A: Zarazuela Zolkipli Cunningham, MD: Yeah, exactly. We understand that remote assessment, meaning when the patient is not in front of us and they’re reaching out for help, we’re often at a loss and having to rely on the information that they provide us. We’re working at Chop on an oxygen nano sensor that we’ve been working on since 2016. The idea there is that if we have this nano sensor implanted in our patients, then in fact it gives us a measurement of your oxygen consumption, which is a marker of your mitochondrial fitness and your muscle mitochondrial oxidative phosphorylation function. It would be incredible to have the similar approach to how glucose monitoring has transformed diabetes care. And so the answer to your question is yes, indeed, if somebody’s overworked themselves or caught an infection and suddenly not feeling too good, then remotely being able to understand what your own mitochondrial function is by use of a nano sensor, for example, will transform medical management for sure going forward.
Q: Does dexterity in hands include problems holding onto objects both small, light and heavy? I tend to drop things unexpectedly.
A: Stephanie O’Leary PT: Thanks for your question. What you are describing is likely related to weakness or muscle fatigue in your hands or wrists. Dexterity refers to how you are able to use your hand or fingers to manipulate objects. So for example buttoning your shirt, turning a coin in your hand, or being able to pick up something very small using your thumb and index finger. I hope that helps to clarify!
Q: So when and where is this next conference for patients to attend?
A: UMDF Mitochondrial Medicine 2024 Conference will take place in Cleveland, OH from June 27-29. The Clinical Research Pavilion will be open the entire time and we will have dedicated sessions about Clinical Trial Readiness and what we continue to learn will take place on Thursday, June 27. Please reach out to mitomed@umdf.org for any additional questions.

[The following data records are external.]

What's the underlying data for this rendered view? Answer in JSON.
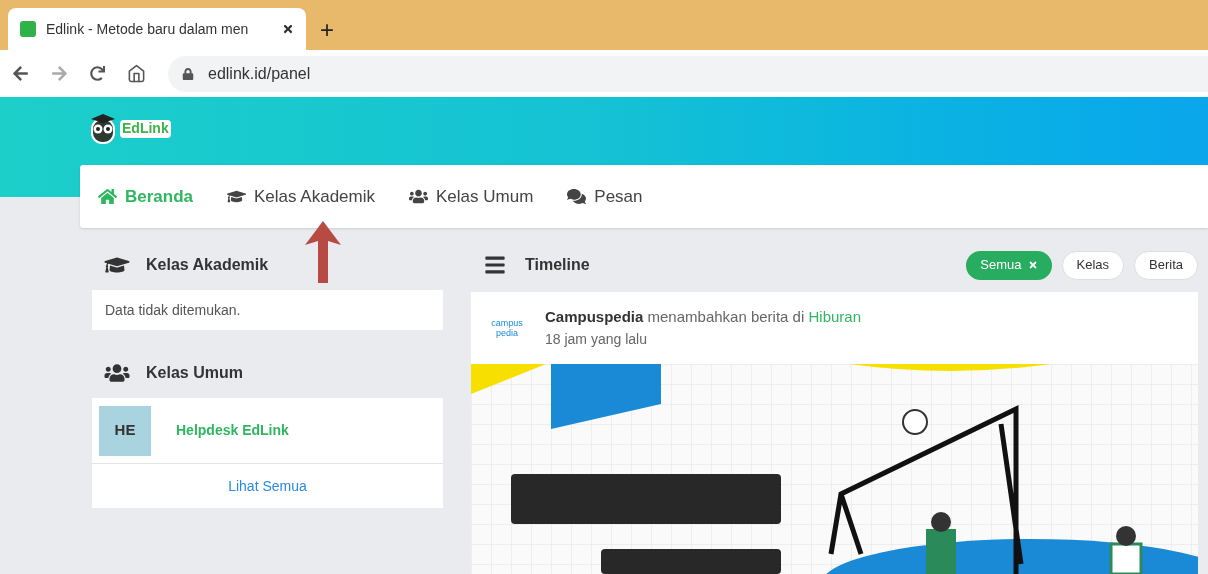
{
  "browser": {
    "tab_title": "Edlink - Metode baru dalam men",
    "new_tab": "+",
    "url": "edlink.id/panel"
  },
  "header": {
    "logo_text": "EdLink"
  },
  "nav": [
    {
      "label": "Beranda",
      "kind": "home",
      "selected": true
    },
    {
      "label": "Kelas Akademik",
      "kind": "graduation",
      "selected": false
    },
    {
      "label": "Kelas Umum",
      "kind": "users",
      "selected": false
    },
    {
      "label": "Pesan",
      "kind": "comments",
      "selected": false
    }
  ],
  "sections": [
    {
      "title": "Kelas Akademik",
      "kind": "graduation",
      "empty_message": "Data tidak ditemukan."
    },
    {
      "title": "Kelas Umum",
      "kind": "users",
      "items": [
        {
          "initials": "HE",
          "name": "Helpdesk EdLink"
        }
      ],
      "link": "Lihat Semua"
    }
  ],
  "timeline": {
    "title": "Timeline",
    "filters": [
      {
        "label": "Semua",
        "selected": true
      },
      {
        "label": "Kelas",
        "selected": false
      },
      {
        "label": "Berita",
        "selected": false
      }
    ],
    "post": {
      "author": "Campuspedia",
      "action": "menambahkan berita di",
      "category": "Hiburan",
      "time": "18 jam yang lalu",
      "avatar_text": "campus pedia"
    }
  }
}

Q: Why should people participate in both clinical research and clinical trials? Can you give us a synopsis of the many reasons this is beneficial and what kind of message we want to leave with our patient community this evening.

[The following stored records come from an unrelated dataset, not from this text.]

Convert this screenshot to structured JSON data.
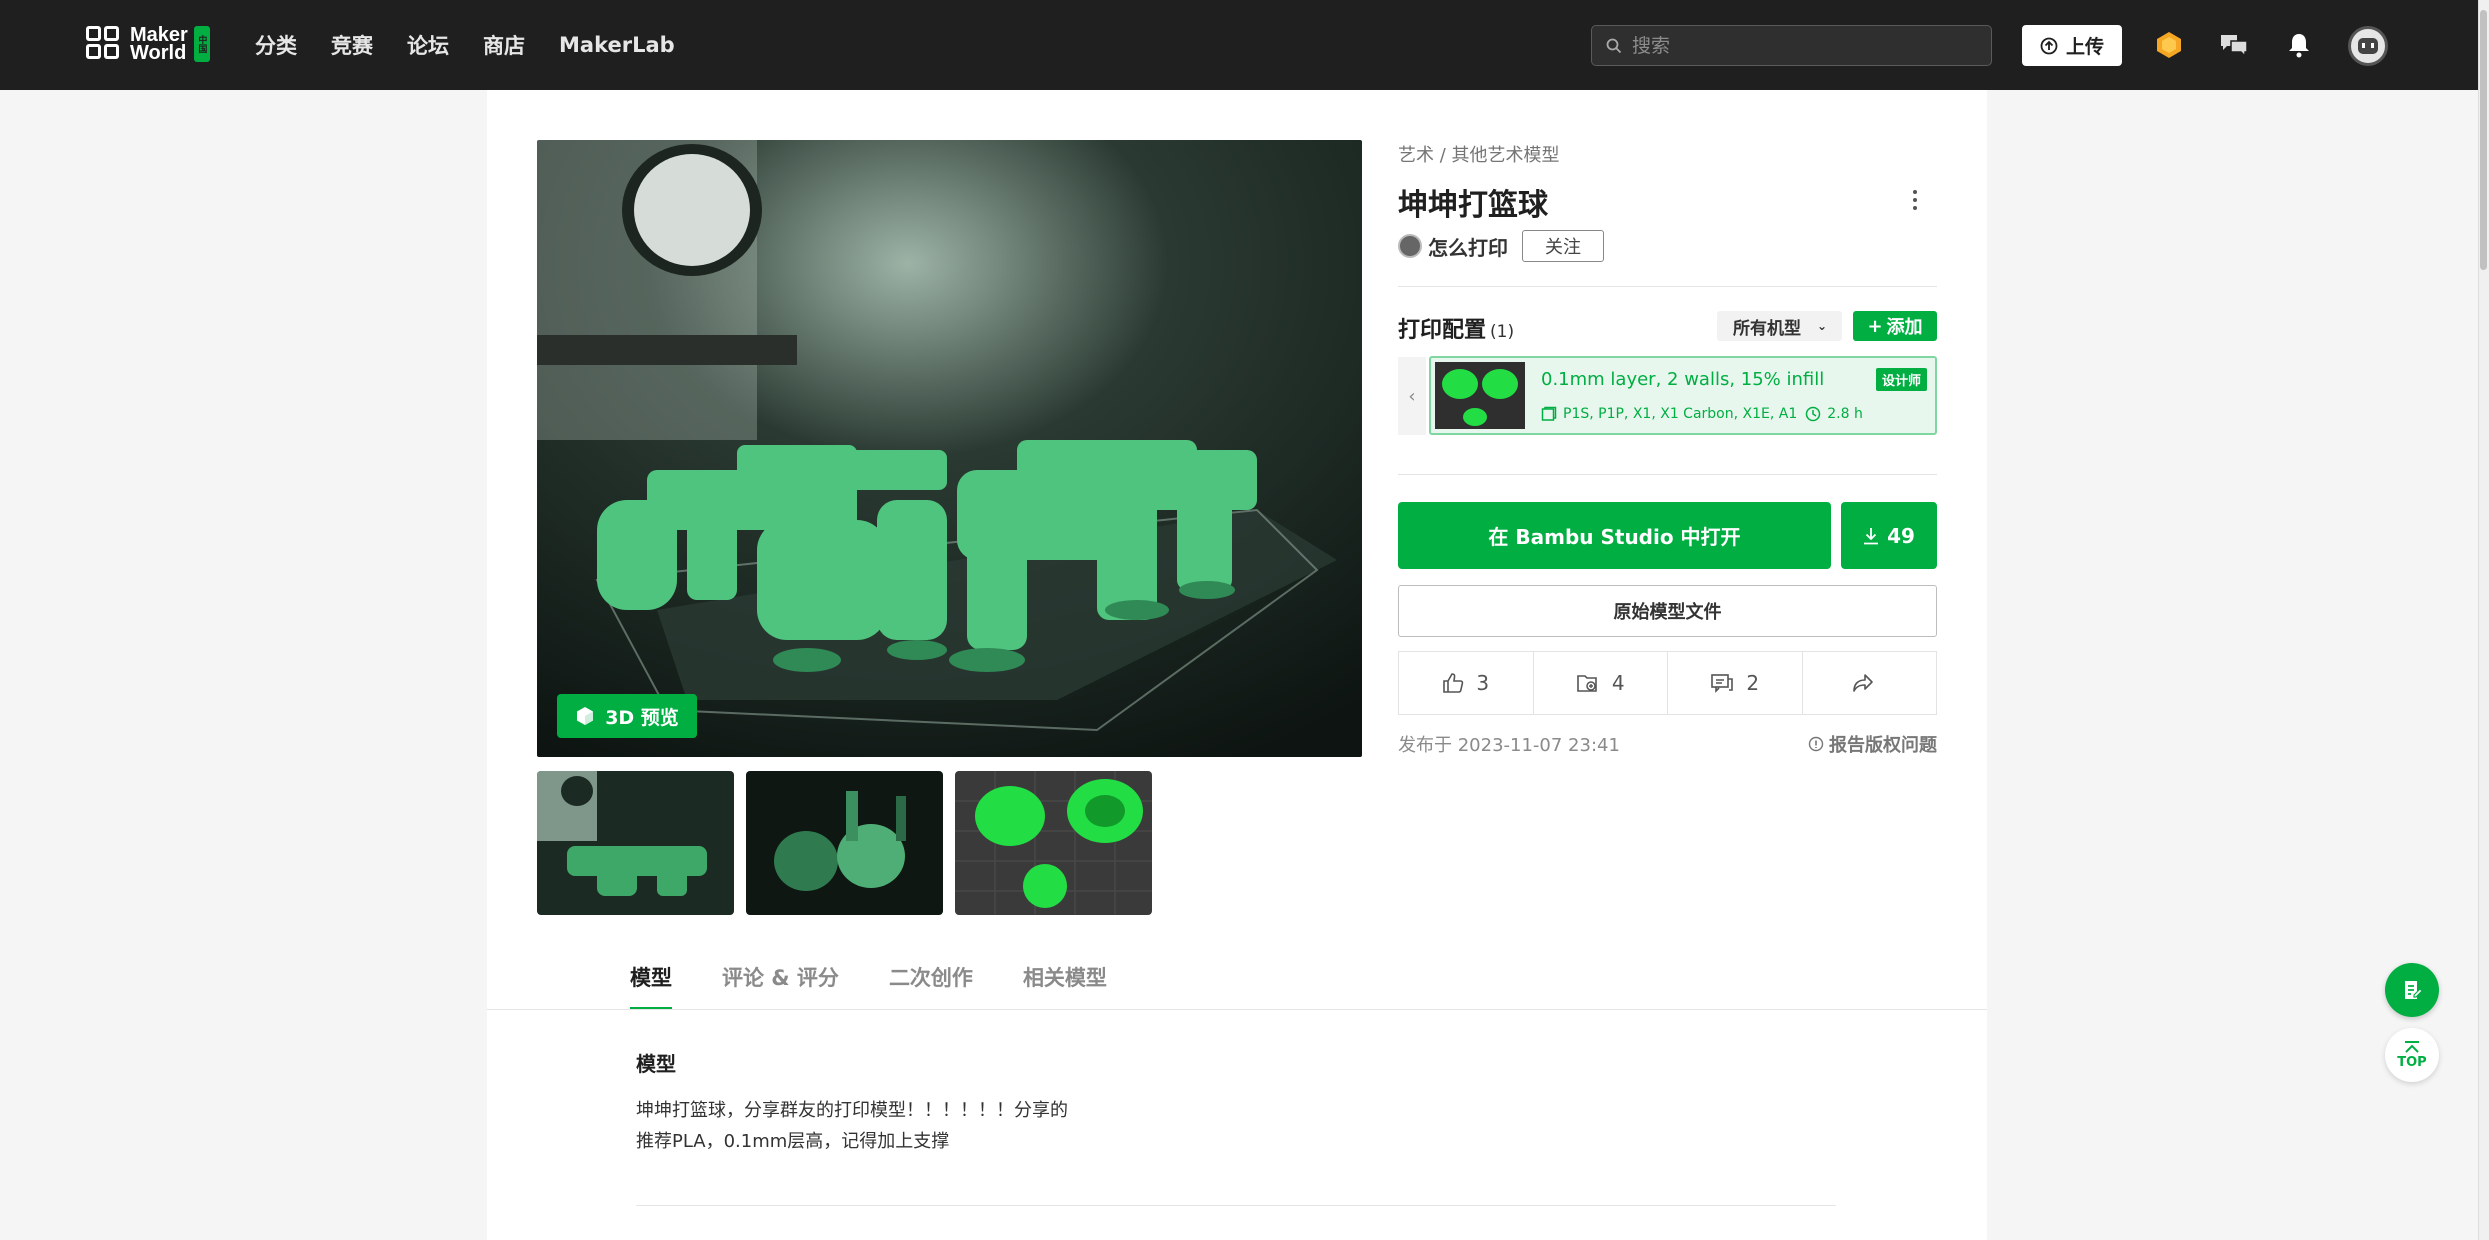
{
  "header": {
    "logo_text_line1": "Maker",
    "logo_text_line2": "World",
    "logo_badge": "中国",
    "nav": [
      "分类",
      "竞赛",
      "论坛",
      "商店",
      "MakerLab"
    ],
    "search_placeholder": "搜索",
    "upload_label": "上传",
    "icons": [
      "upload-icon",
      "coin-icon",
      "message-icon",
      "bell-icon",
      "user-avatar"
    ]
  },
  "gallery": {
    "preview_label": "3D 预览",
    "thumbnails": [
      "thumbnail-1",
      "thumbnail-2",
      "thumbnail-3"
    ]
  },
  "model": {
    "breadcrumb": "艺术 / 其他艺术模型",
    "title": "坤坤打篮球",
    "author": "怎么打印",
    "follow_label": "关注"
  },
  "print_config": {
    "label": "打印配置",
    "count": "(1)",
    "machine_filter": "所有机型",
    "add_label": "添加",
    "profile_name": "0.1mm layer, 2 walls, 15% infill",
    "designer_badge": "设计师",
    "printers": "P1S, P1P, X1, X1 Carbon, X1E, A1",
    "print_time": "2.8 h"
  },
  "actions": {
    "open_label": "在 Bambu Studio 中打开",
    "download_count": "49",
    "raw_file_label": "原始模型文件",
    "likes": "3",
    "collections": "4",
    "comments": "2"
  },
  "meta": {
    "published": "发布于 2023-11-07 23:41",
    "report_label": "报告版权问题"
  },
  "tabs": [
    "模型",
    "评论 & 评分",
    "二次创作",
    "相关模型"
  ],
  "description": {
    "section_title": "模型",
    "line1": "坤坤打篮球，分享群友的打印模型！！！！！！分享的",
    "line2": "推荐PLA，0.1mm层高，记得加上支撑"
  },
  "floating": {
    "top_label": "TOP"
  },
  "colors": {
    "brand_green": "#00ae42",
    "topbar": "#1f1f1f"
  }
}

A: Zarazuela Zolkipli Cunningham, MD: It’s your patient voice; patient participation is basically the patient voice. I started off by showing you the results of our survey. That was a patient voice telling us, these are the things that bother us, this is what we want to be fixed. I took that data and I designed an outcome measure based on that information. That was the first step in starting off my research program – by listening to the patient voice. I hope that informs you just how important your voice is in informing clinical researchers starting off clinical research studies, how to design it. What would be the hypothesis? What is the objective? All of that was based honestly on the results of that first survey that we published. Then going forward, everything just fell into place, making the right outcome measure, then following it over time. Now, making it better by bringing in digital assessments. The digital assessments may or may not work for our patient population. We don’t know when we started off the assessments at the UMDF last year. We didn’t know what to expect. Was it going to tell me not much more detail than the 6 min walk clinical assessment did? It turns out it did tell us more. So this is all successes that we would not have achieved without patient participation in all of these research studies.